Wednesday, May 16, 2012

If they build it, will we come? Looking for a way to lure passengers and airlines to Atlantic City International Airport (KACY), New Jersey

 

Construction crews are finishing a $27 million, 75,000-square-foot expansion of Atlantic City International Airport that will add new gates and a federal inspection station for international flights and expand the baggage-claim area.

Plans are under way for a $40 million connector road to better link the airport to the Atlantic City Expressway by 2016. A new parking garage has been built, and a contract has been awarded for a hotel adjacent to the airport, although construction has not begun.

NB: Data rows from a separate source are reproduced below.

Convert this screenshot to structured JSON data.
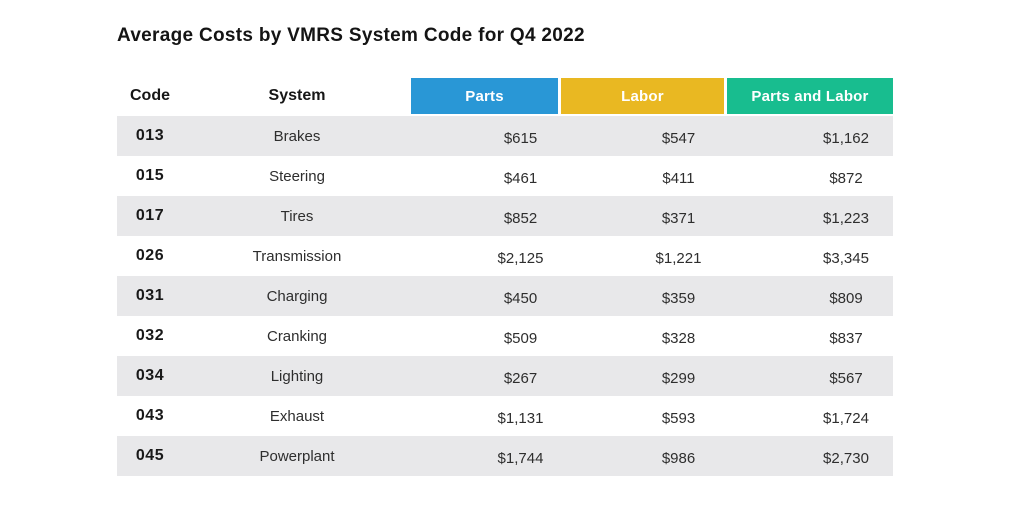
{
  "title": "Average Costs by VMRS System Code for Q4 2022",
  "colors": {
    "parts": "#2997d6",
    "labor": "#e9b822",
    "parts_and_labor": "#18bd8f",
    "stripe": "#e8e8ea"
  },
  "table": {
    "columns": {
      "code": "Code",
      "system": "System",
      "parts": "Parts",
      "labor": "Labor",
      "parts_and_labor": "Parts and Labor"
    },
    "rows": [
      {
        "code": "013",
        "system": "Brakes",
        "parts": "$615",
        "labor": "$547",
        "parts_and_labor": "$1,162"
      },
      {
        "code": "015",
        "system": "Steering",
        "parts": "$461",
        "labor": "$411",
        "parts_and_labor": "$872"
      },
      {
        "code": "017",
        "system": "Tires",
        "parts": "$852",
        "labor": "$371",
        "parts_and_labor": "$1,223"
      },
      {
        "code": "026",
        "system": "Transmission",
        "parts": "$2,125",
        "labor": "$1,221",
        "parts_and_labor": "$3,345"
      },
      {
        "code": "031",
        "system": "Charging",
        "parts": "$450",
        "labor": "$359",
        "parts_and_labor": "$809"
      },
      {
        "code": "032",
        "system": "Cranking",
        "parts": "$509",
        "labor": "$328",
        "parts_and_labor": "$837"
      },
      {
        "code": "034",
        "system": "Lighting",
        "parts": "$267",
        "labor": "$299",
        "parts_and_labor": "$567"
      },
      {
        "code": "043",
        "system": "Exhaust",
        "parts": "$1,131",
        "labor": "$593",
        "parts_and_labor": "$1,724"
      },
      {
        "code": "045",
        "system": "Powerplant",
        "parts": "$1,744",
        "labor": "$986",
        "parts_and_labor": "$2,730"
      }
    ]
  },
  "chart_data": {
    "type": "table",
    "title": "Average Costs by VMRS System Code for Q4 2022",
    "columns": [
      "Code",
      "System",
      "Parts",
      "Labor",
      "Parts and Labor"
    ],
    "codes": [
      "013",
      "015",
      "017",
      "026",
      "031",
      "032",
      "034",
      "043",
      "045"
    ],
    "categories": [
      "Brakes",
      "Steering",
      "Tires",
      "Transmission",
      "Charging",
      "Cranking",
      "Lighting",
      "Exhaust",
      "Powerplant"
    ],
    "series": [
      {
        "name": "Parts",
        "values": [
          615,
          461,
          852,
          2125,
          450,
          509,
          267,
          1131,
          1744
        ]
      },
      {
        "name": "Labor",
        "values": [
          547,
          411,
          371,
          1221,
          359,
          328,
          299,
          593,
          986
        ]
      },
      {
        "name": "Parts and Labor",
        "values": [
          1162,
          872,
          1223,
          3345,
          809,
          837,
          567,
          1724,
          2730
        ]
      }
    ],
    "unit": "USD",
    "legend_position": "header",
    "header_colors": {
      "Parts": "#2997d6",
      "Labor": "#e9b822",
      "Parts and Labor": "#18bd8f"
    }
  }
}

For all the activity, though, the nagging question remains: Are there passengers to fill the seats to lure the airlines to use the airport?

New Jersey officials, including Senate President Stephen Sweeney (D., Gloucester), are trying to interest the Port Authority of New York and New Jersey in taking over operation of the Atlantic City airport.

“If we could get the Port Authority to basically adopt it, we could use the strength of the Port Authority to strengthen the Atlantic City airport,” Sweeney said. “We need them to leverage something for us.”

“We’re trying to create and grow an airport,” Sweeney said. “They do a great job, but they don’t have the resources.”

A spokesman for the Port Authority declined to comment on the prospect of assuming control of the Atlantic City airport.

Only one regularly scheduled carrier, low-cost Spirit Airlines, serves Atlantic City, with flights to several Florida cities and, during spring and summer, to Atlanta, Boston, Chicago, and Detroit.

AirTran Airways pulled out of Atlantic City in January, several months after subsidy payments from the airport operator ended. Since 2000, U.S. Airways, Delta, Continental and West Jet also have halted service to Atlantic City, citing unprofitability.

And, despite its name, Atlantic City International has no scheduled international service.

The airport operates at a deficit, subsidized by tolls from motorists on the Atlantic City Expressway. For 2010, the most recent year for which data are available, the subsidy was $3.2 million.

The two top officials in charge of the airport are leaving: Bart Mueller, executive director of the South Jersey Transportation Authority, which operates the expressway and the airport, has resigned, effective July 1; and longtime airport director Thomas Rafter is leaving May 31 to become manager of Nantucket Memorial Airport in Massachusetts.